O caminho não é fácil, entre um emaranhado de troços de estrada de terra batida e outros lanços em que o alcatrão já foi carcomido pela voracidade do tempo. Depois, não há muito que enganar: pouco mais além da aldeia da Barriosa, sabe-se que se chegou ao destino final por aquilo que os ouvidos escutam e pelo que a vista alcança. O troar da água da ribeira de Alvoco a cair do precipício de dez metros não dá margem para dúvidas e a vegetação, exuberante mesmo no Verão, capta todos os restantes sentidos. O cenário é onírico e é impressionante como tão escassa linha de água consegue comportar cinco cascatas.
Apesar de a ribeira estar perfeitamente encaixada nos ziguezagues de xisto, este pedaço de paraíso recebeu intervenção humana, dando o mote para a sua designação: há cerca de dois séculos, o cultivo dos terrenos agrícolas da região era uma tarefa árdua, dada a dificuldade do acesso aos meandros apertados por onde corria a ribeira. Então, para que a agricultura fosse mais bem aproveitada, desviou-se o curso original das águas mediante cortes no xisto através de brocas, provocando o surgimento de uma cascata e, escassos metros adiante, uma lagoa em forma de poço.

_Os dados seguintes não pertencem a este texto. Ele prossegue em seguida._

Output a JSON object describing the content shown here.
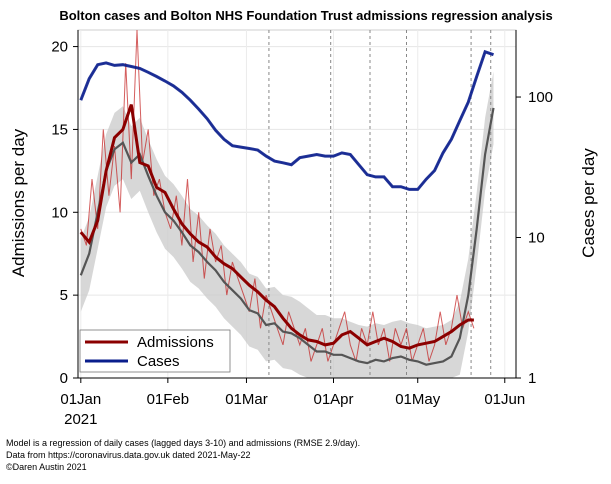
{
  "chart_data": {
    "type": "line",
    "title": "Bolton cases and Bolton NHS Foundation Trust admissions regression analysis",
    "ylabel_left": "Admissions per day",
    "ylabel_right": "Cases per day",
    "xlabel": "",
    "x_tick_labels": [
      {
        "day": 0,
        "label": "01Jan",
        "sub": "2021"
      },
      {
        "day": 31,
        "label": "01Feb",
        "sub": ""
      },
      {
        "day": 59,
        "label": "01Mar",
        "sub": ""
      },
      {
        "day": 90,
        "label": "01Apr",
        "sub": ""
      },
      {
        "day": 120,
        "label": "01May",
        "sub": ""
      },
      {
        "day": 151,
        "label": "01Jun",
        "sub": ""
      }
    ],
    "xlim": [
      -1,
      155
    ],
    "ylim_left": [
      0,
      21
    ],
    "yticks_left": [
      0,
      5,
      10,
      15,
      20
    ],
    "ylim_right_log": [
      1,
      300
    ],
    "yticks_right": [
      1,
      10,
      100
    ],
    "event_lines_days": [
      67,
      89,
      103,
      116,
      139,
      146
    ],
    "legend": [
      {
        "label": "Admissions",
        "color": "#8b0000"
      },
      {
        "label": "Cases",
        "color": "#0a1e8c"
      }
    ],
    "series": [
      {
        "name": "Admissions (daily)",
        "axis": "left",
        "x": [
          0,
          2,
          4,
          6,
          8,
          10,
          12,
          14,
          16,
          18,
          20,
          22,
          24,
          26,
          28,
          30,
          32,
          34,
          36,
          38,
          40,
          42,
          44,
          46,
          48,
          50,
          52,
          54,
          56,
          58,
          60,
          62,
          64,
          66,
          68,
          70,
          72,
          74,
          76,
          78,
          80,
          82,
          84,
          86,
          88,
          90,
          92,
          94,
          96,
          98,
          100,
          102,
          104,
          106,
          108,
          110,
          112,
          114,
          116,
          118,
          120,
          122,
          124,
          126,
          128,
          130,
          132,
          134,
          136,
          138,
          140
        ],
        "values": [
          9,
          8,
          12,
          9,
          15,
          11,
          14,
          10,
          19,
          12,
          21,
          13,
          15,
          11,
          12,
          10,
          9,
          11,
          8,
          12,
          7,
          10,
          6,
          9,
          7,
          8,
          5,
          7,
          6,
          5,
          4,
          6,
          3,
          5,
          4,
          3,
          2,
          4,
          3,
          2,
          3,
          1,
          2,
          3,
          1,
          2,
          3,
          4,
          2,
          1,
          3,
          2,
          4,
          2,
          3,
          1,
          3,
          2,
          3,
          1,
          2,
          3,
          1,
          2,
          4,
          2,
          3,
          5,
          3,
          4,
          3
        ]
      },
      {
        "name": "Admissions (smoothed)",
        "axis": "left",
        "x": [
          0,
          3,
          6,
          9,
          12,
          15,
          18,
          21,
          24,
          27,
          30,
          33,
          36,
          39,
          42,
          45,
          48,
          51,
          54,
          57,
          60,
          63,
          66,
          69,
          72,
          75,
          78,
          81,
          84,
          87,
          90,
          93,
          96,
          99,
          102,
          105,
          108,
          111,
          114,
          117,
          120,
          123,
          126,
          129,
          132,
          135,
          138,
          140
        ],
        "values": [
          8.8,
          8.2,
          9.5,
          12.5,
          14.5,
          15.0,
          16.5,
          13.0,
          12.8,
          11.5,
          11.2,
          10.2,
          9.3,
          8.7,
          8.2,
          7.9,
          7.3,
          6.9,
          6.6,
          6.1,
          5.6,
          5.2,
          4.7,
          4.3,
          3.6,
          3.0,
          2.6,
          2.3,
          2.2,
          2.0,
          2.1,
          2.6,
          2.8,
          2.4,
          2.0,
          2.2,
          2.4,
          2.2,
          1.9,
          1.8,
          2.0,
          2.1,
          2.2,
          2.5,
          2.8,
          3.2,
          3.5,
          3.5
        ]
      },
      {
        "name": "Model fit",
        "axis": "left",
        "x": [
          0,
          3,
          6,
          9,
          12,
          15,
          18,
          21,
          24,
          27,
          30,
          33,
          36,
          39,
          42,
          45,
          48,
          51,
          54,
          57,
          60,
          63,
          66,
          69,
          72,
          75,
          78,
          81,
          84,
          87,
          90,
          93,
          96,
          99,
          102,
          105,
          108,
          111,
          114,
          117,
          120,
          123,
          126,
          129,
          132,
          135,
          138,
          141,
          144,
          147
        ],
        "values": [
          6.2,
          7.5,
          10.0,
          12.5,
          13.8,
          14.2,
          13.0,
          13.5,
          12.2,
          11.0,
          10.0,
          9.5,
          8.8,
          8.0,
          7.6,
          7.0,
          6.5,
          5.8,
          5.3,
          4.8,
          4.1,
          3.9,
          3.2,
          3.3,
          2.8,
          2.7,
          2.4,
          2.0,
          1.6,
          1.6,
          1.4,
          1.4,
          1.2,
          1.0,
          0.9,
          1.1,
          1.0,
          1.2,
          1.3,
          1.1,
          1.0,
          0.8,
          0.9,
          1.0,
          1.3,
          2.4,
          5.0,
          9.0,
          13.5,
          16.3
        ]
      },
      {
        "name": "Cases",
        "axis": "right_log",
        "x": [
          0,
          3,
          6,
          9,
          12,
          15,
          18,
          21,
          24,
          27,
          30,
          33,
          36,
          39,
          42,
          45,
          48,
          51,
          54,
          57,
          60,
          63,
          66,
          69,
          72,
          75,
          78,
          81,
          84,
          87,
          90,
          93,
          96,
          99,
          102,
          105,
          108,
          111,
          114,
          117,
          120,
          123,
          126,
          129,
          132,
          135,
          138,
          141,
          144,
          147
        ],
        "values": [
          95,
          135,
          170,
          175,
          168,
          170,
          165,
          160,
          150,
          140,
          130,
          120,
          108,
          95,
          82,
          70,
          58,
          50,
          45,
          44,
          43,
          42,
          38,
          35,
          34,
          33,
          37,
          38,
          39,
          38,
          38,
          40,
          39,
          33,
          28,
          27,
          27,
          23,
          23,
          22,
          22,
          26,
          30,
          40,
          50,
          68,
          92,
          140,
          210,
          200
        ]
      }
    ]
  },
  "footnotes": {
    "line1": "Model is a regression of daily cases (lagged days 3-10) and admissions (RMSE 2.9/day).",
    "line2": "Data from https://coronavirus.data.gov.uk dated 2021-May-22",
    "line3": "©Daren Austin 2021"
  }
}
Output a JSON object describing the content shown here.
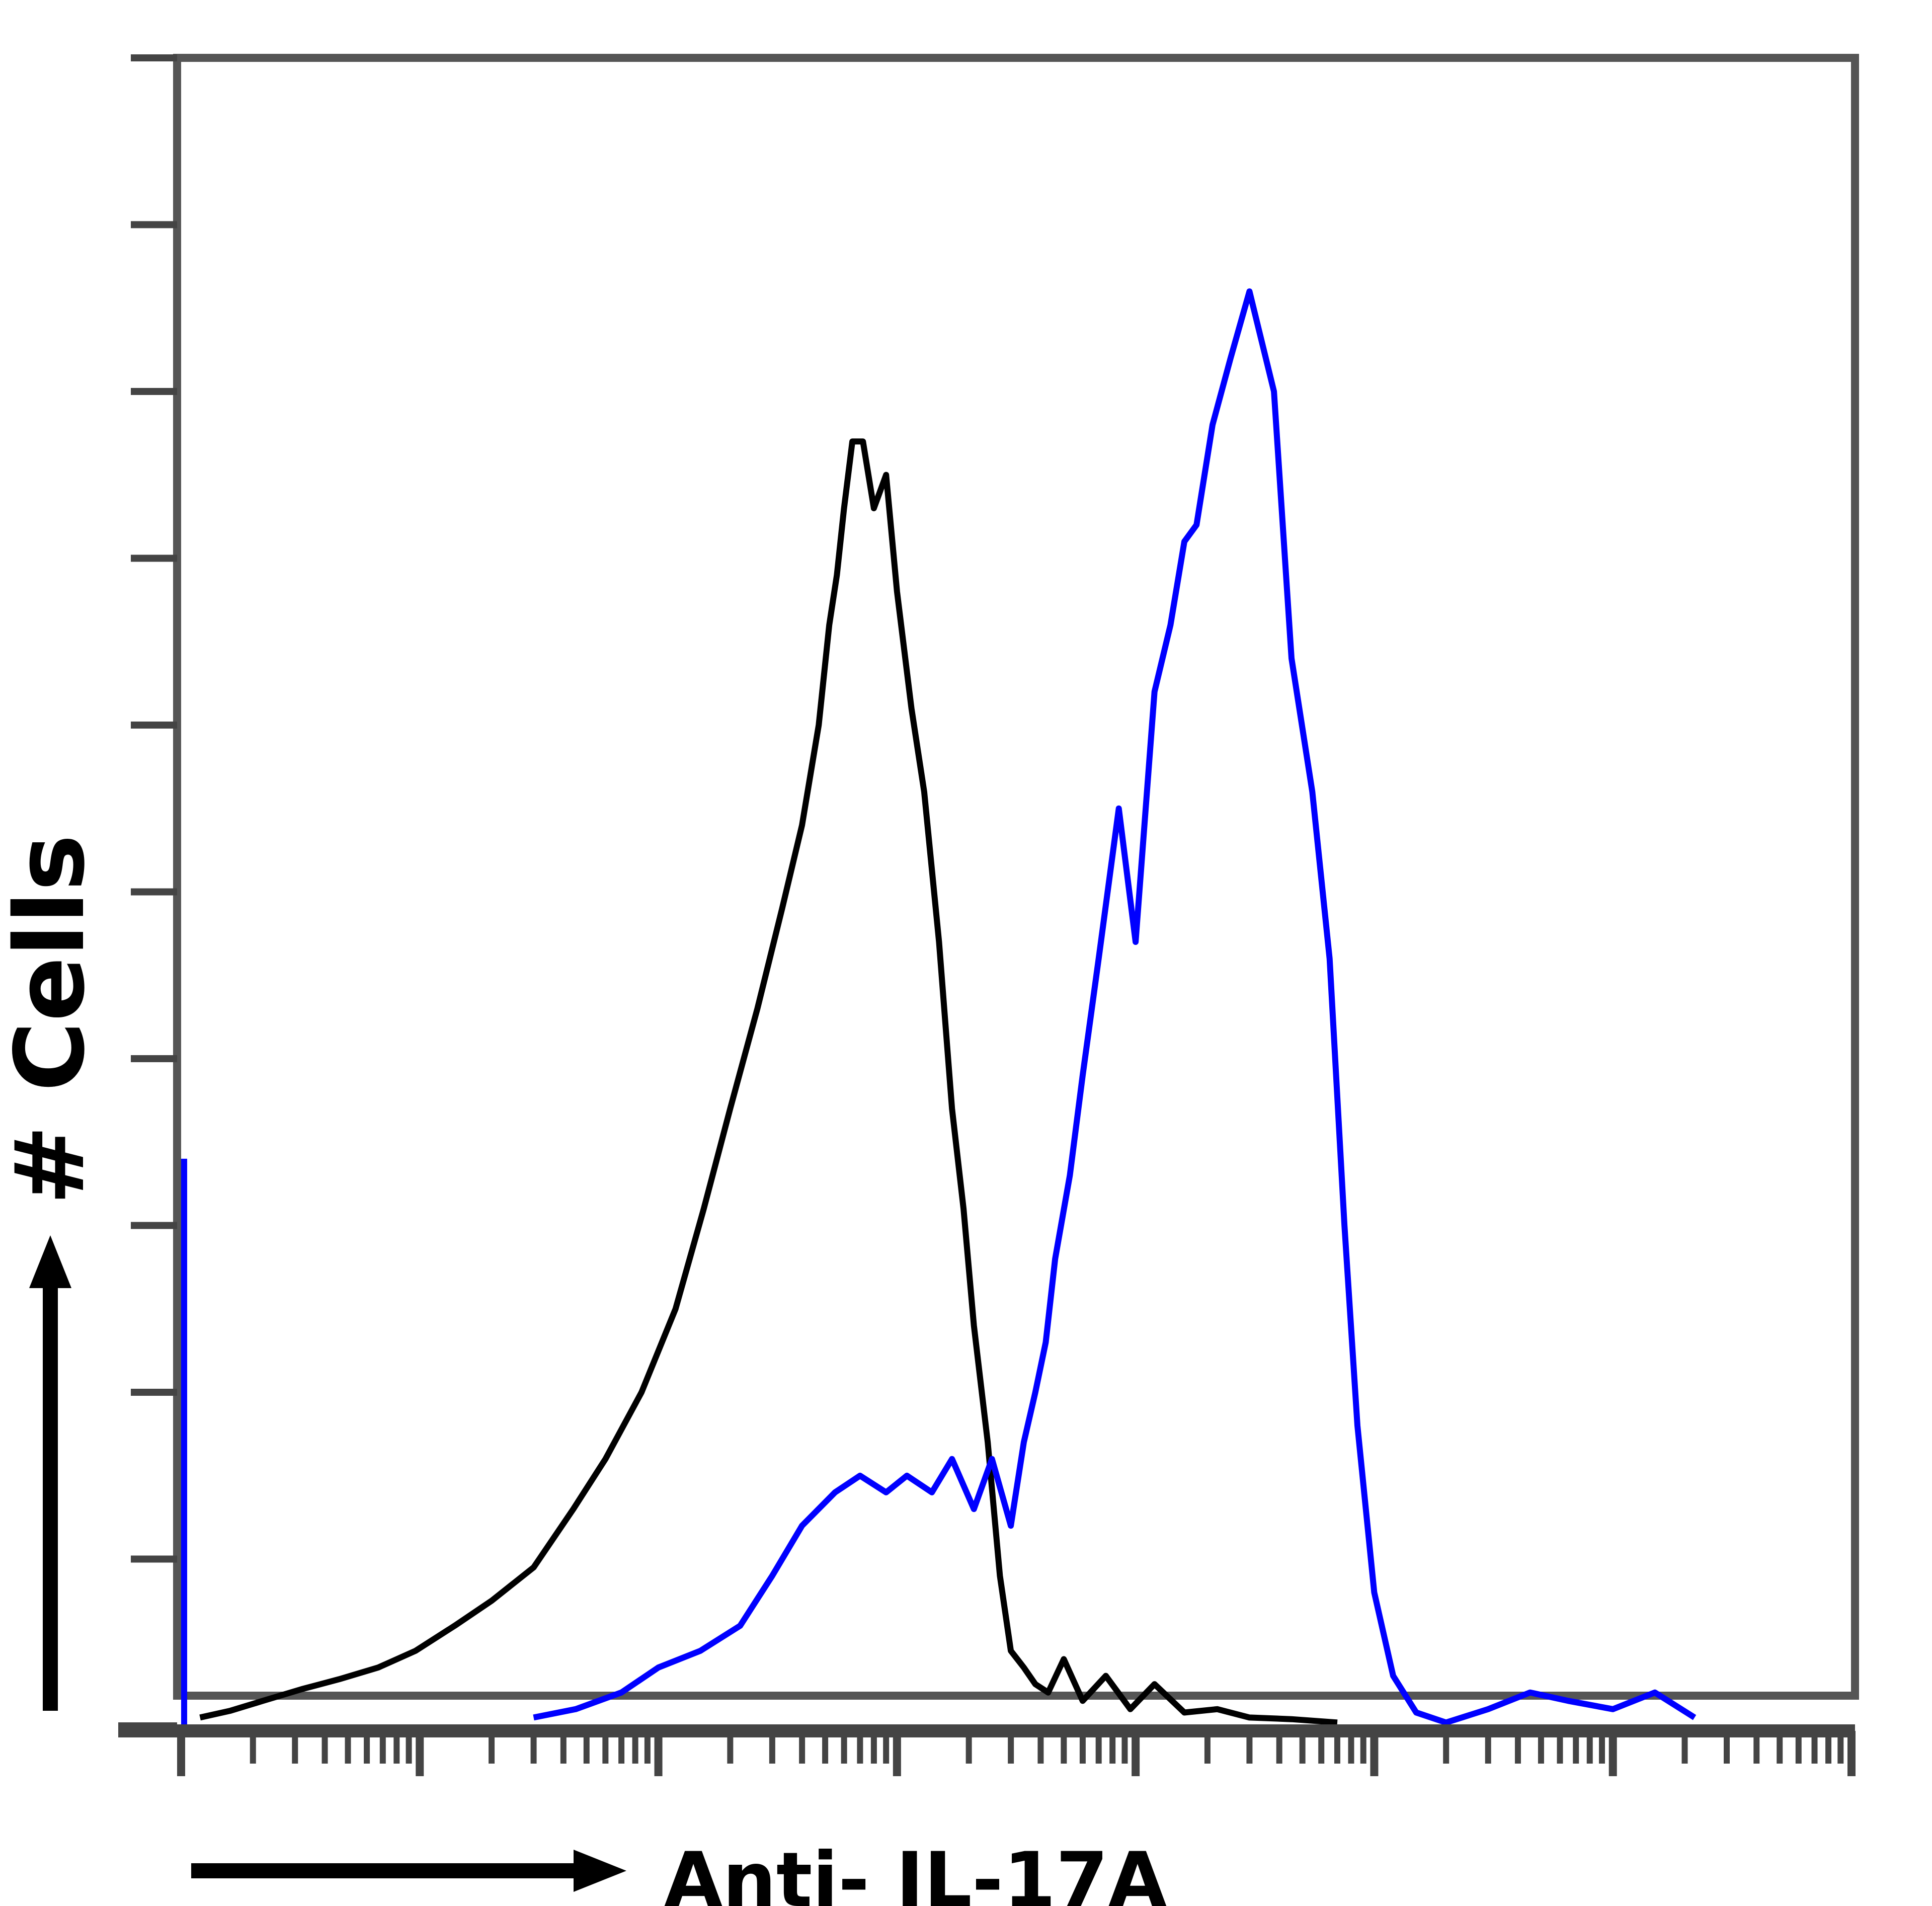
{
  "chart_data": {
    "type": "line",
    "title": "",
    "xlabel": "Anti- IL-17A",
    "ylabel": "# Cells",
    "x_scale": "log",
    "xlim": [
      1,
      10000000
    ],
    "ylim": [
      0,
      100
    ],
    "grid": false,
    "legend": "none",
    "series": [
      {
        "color": "#000000",
        "x": [
          1.2,
          1.6,
          2.2,
          3.2,
          4.6,
          6.7,
          9.6,
          14,
          20,
          30,
          44,
          60,
          85,
          118,
          155,
          200,
          260,
          330,
          400,
          470,
          520,
          560,
          600,
          650,
          720,
          800,
          900,
          1000,
          1150,
          1300,
          1500,
          1700,
          1900,
          2100,
          2400,
          2700,
          3000,
          3400,
          3800,
          4300,
          5000,
          6000,
          7500,
          9500,
          12000,
          16000,
          22000,
          30000,
          45000,
          70000
        ],
        "y": [
          0.5,
          0.9,
          1.5,
          2.2,
          2.8,
          3.5,
          4.5,
          6,
          7.5,
          9.5,
          13,
          16,
          20,
          25,
          31,
          37,
          43,
          49,
          54,
          60,
          66,
          69,
          73,
          77,
          77,
          73,
          75,
          68,
          61,
          56,
          47,
          37,
          31,
          24,
          17,
          9,
          4.5,
          3.5,
          2.5,
          2,
          4,
          1.5,
          3,
          1,
          2.5,
          0.8,
          1,
          0.5,
          0.4,
          0.2
        ]
      },
      {
        "color": "#0000ff",
        "x": [
          30,
          45,
          70,
          100,
          150,
          220,
          300,
          400,
          550,
          700,
          900,
          1100,
          1400,
          1700,
          2100,
          2500,
          3000,
          3400,
          3800,
          4200,
          4600,
          5300,
          6000,
          7000,
          8500,
          10000,
          12000,
          14000,
          16000,
          18000,
          21000,
          25000,
          30000,
          38000,
          45000,
          55000,
          65000,
          75000,
          85000,
          100000,
          120000,
          150000,
          200000,
          300000,
          450000,
          650000,
          1000000,
          1500000,
          2200000
        ],
        "y": [
          0.5,
          1,
          2,
          3.5,
          4.5,
          6,
          9,
          12,
          14,
          15,
          14,
          15,
          14,
          16,
          13,
          16,
          12,
          17,
          20,
          23,
          28,
          33,
          39,
          46,
          55,
          47,
          62,
          66,
          71,
          72,
          78,
          82,
          86,
          80,
          64,
          56,
          46,
          30,
          18,
          8,
          3,
          0.8,
          0.2,
          1,
          2,
          1.5,
          1,
          2,
          0.5
        ]
      }
    ]
  }
}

Este relato de engenho humano rapidamente é esquecido quando se chega à beira-água, mesmo que esta seja fria, como é característico dos rios de montanha. Afinal, a serra da Estrela é logo ali acima.
O Poço da Broca é um especial engodo para os dias de canícula. Miúdos e graúdos aproveitam para chapinhar na água e os mais intrépidos saltam do topo da cascata. Resista, porém, à tentação de ficar pela primeira queda-d’água: suba a ribeira no sentido contrário ao seu curso e encontrará locais mais planos onde se percebe quão cristalinas são as águas. Não há por isso motivos de surpresa quando se avistam peixes, anfíbios ou inofensivas cobras-de-água. Só no Inverno são desaconselhadas as visitas porque as cheias resultantes da chuva e do degelo podem constituir um perigo.
Sucedem-se novas cascatas, não tão íngremes como a primeira, mas todas com um encanto especial na ribeira de Alvoco. O Poço da Broca não é habitat exclusivo para os amantes das praias fluviais. Nas margens, devido à humidade, as plantas pintalgam o cenário de um verde exuberante e as garças, os melros-de-água, os guarda-rios e ocasionais lontras também reclamam aquele pedaço de território. Para terminar da melhor forma um dia passado no Poço da Broca, não deve descurar o restaurante de cozinha tradicional portuguesa, o Guarda-Rios, à beira da primeira cascata. E quem diz um dia pode também dizer dois ou três, pois este recanto da região sudoeste do Parque Natural da Serra da Estrela merece mais do que uma visita porque nunca cansa.